For each of the fifteen microscopic parameters assessed, the scores from three blinded reviewers were averaged for each defect and plotted per treatment and time point. In order to compare successfully implanted defects to unimplanted defects, we excluded from these analyses the defects that received hESC-derived tissue but for which human tissue was not detected by immunohistochemical staining. A summary of outcome assessments of all defects, including those in which human tissue was implanted but not detected histologically, is provided as Supplementary Figure 2.
Statistical analyses were performed in Prism (GraphPad) using type 2 one-tailed t-tests to compare defects receiving implants to those that did not receive implants at each time point, and to compare implanted or unimplanted defects over time.

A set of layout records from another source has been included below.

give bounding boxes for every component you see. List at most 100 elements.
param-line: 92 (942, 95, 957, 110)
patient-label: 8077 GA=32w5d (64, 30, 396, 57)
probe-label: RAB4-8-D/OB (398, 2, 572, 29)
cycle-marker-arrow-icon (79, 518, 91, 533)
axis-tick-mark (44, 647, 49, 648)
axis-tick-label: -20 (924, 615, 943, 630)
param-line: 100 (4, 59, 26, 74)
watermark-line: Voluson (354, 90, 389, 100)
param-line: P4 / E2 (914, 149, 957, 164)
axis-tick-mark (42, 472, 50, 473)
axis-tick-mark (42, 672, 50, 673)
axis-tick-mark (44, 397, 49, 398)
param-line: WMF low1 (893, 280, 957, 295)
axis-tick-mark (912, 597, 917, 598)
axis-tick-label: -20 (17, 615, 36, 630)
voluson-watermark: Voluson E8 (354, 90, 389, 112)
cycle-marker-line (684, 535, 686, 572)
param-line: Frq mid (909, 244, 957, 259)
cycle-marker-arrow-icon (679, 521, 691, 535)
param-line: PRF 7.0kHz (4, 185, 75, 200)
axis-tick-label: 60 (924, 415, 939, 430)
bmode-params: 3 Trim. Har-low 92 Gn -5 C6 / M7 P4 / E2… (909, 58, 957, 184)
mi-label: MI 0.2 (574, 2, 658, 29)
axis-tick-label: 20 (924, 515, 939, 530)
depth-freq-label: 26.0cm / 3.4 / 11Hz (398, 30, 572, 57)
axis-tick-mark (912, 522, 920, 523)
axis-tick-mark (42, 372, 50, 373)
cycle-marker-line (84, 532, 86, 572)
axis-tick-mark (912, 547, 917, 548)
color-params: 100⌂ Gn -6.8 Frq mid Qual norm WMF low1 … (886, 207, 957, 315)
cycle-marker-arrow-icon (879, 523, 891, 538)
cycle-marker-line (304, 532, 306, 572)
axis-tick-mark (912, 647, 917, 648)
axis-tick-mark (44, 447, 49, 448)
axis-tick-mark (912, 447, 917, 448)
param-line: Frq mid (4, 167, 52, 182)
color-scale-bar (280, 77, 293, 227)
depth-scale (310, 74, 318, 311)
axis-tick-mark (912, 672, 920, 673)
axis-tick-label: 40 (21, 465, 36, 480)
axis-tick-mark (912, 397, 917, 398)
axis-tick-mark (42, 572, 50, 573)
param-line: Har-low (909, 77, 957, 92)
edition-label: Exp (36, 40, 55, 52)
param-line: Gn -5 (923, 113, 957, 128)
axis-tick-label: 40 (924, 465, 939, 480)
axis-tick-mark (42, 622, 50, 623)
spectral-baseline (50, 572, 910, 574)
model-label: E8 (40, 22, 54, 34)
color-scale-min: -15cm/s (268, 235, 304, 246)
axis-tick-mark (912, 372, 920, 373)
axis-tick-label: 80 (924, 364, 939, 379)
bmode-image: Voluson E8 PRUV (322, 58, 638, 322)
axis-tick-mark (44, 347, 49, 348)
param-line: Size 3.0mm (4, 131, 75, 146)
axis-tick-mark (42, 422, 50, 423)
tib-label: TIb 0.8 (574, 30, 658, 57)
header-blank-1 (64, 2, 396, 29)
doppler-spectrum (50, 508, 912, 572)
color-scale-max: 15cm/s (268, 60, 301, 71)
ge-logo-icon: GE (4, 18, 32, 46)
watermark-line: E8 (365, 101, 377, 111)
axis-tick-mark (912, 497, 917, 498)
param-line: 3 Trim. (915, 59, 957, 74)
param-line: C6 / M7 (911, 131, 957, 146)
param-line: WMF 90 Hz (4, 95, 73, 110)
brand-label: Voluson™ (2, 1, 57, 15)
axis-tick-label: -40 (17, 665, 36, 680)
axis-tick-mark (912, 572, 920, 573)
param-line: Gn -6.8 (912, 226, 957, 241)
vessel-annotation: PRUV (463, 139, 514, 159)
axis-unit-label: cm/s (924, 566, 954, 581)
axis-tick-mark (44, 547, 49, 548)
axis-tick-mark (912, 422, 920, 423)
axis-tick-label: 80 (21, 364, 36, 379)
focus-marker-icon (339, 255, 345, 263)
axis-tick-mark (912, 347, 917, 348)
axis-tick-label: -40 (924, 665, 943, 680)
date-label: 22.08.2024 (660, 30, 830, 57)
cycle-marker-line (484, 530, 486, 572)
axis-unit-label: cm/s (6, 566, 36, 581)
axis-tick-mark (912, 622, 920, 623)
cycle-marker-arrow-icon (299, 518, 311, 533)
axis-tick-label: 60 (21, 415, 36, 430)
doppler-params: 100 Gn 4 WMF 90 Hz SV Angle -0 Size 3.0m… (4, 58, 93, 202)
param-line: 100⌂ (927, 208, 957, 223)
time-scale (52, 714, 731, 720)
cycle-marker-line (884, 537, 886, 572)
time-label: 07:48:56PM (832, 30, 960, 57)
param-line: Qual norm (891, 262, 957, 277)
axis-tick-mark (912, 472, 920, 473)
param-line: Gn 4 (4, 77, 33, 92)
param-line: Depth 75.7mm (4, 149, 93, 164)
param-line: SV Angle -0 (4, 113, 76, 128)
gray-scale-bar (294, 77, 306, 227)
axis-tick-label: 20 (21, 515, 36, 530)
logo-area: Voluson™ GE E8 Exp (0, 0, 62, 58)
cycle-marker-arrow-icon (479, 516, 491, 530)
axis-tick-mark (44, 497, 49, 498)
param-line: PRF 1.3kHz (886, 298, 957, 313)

A p-value of less than 0.05 was considered significant.
Acknowledgements
The authors would like to thank Benedikt Proffen and Johannes Konrad (Boston Children’s Hospital) for histological scoring and members of the Craft laboratory for critical reading of the manuscript. This work was supported by an Accelerating Discoveries Research Award from the McEwen Centre for Regenerative Medicine, the Arthritis Program at the Krembil Research Institute, and a generous gift from the Krembil Foundation.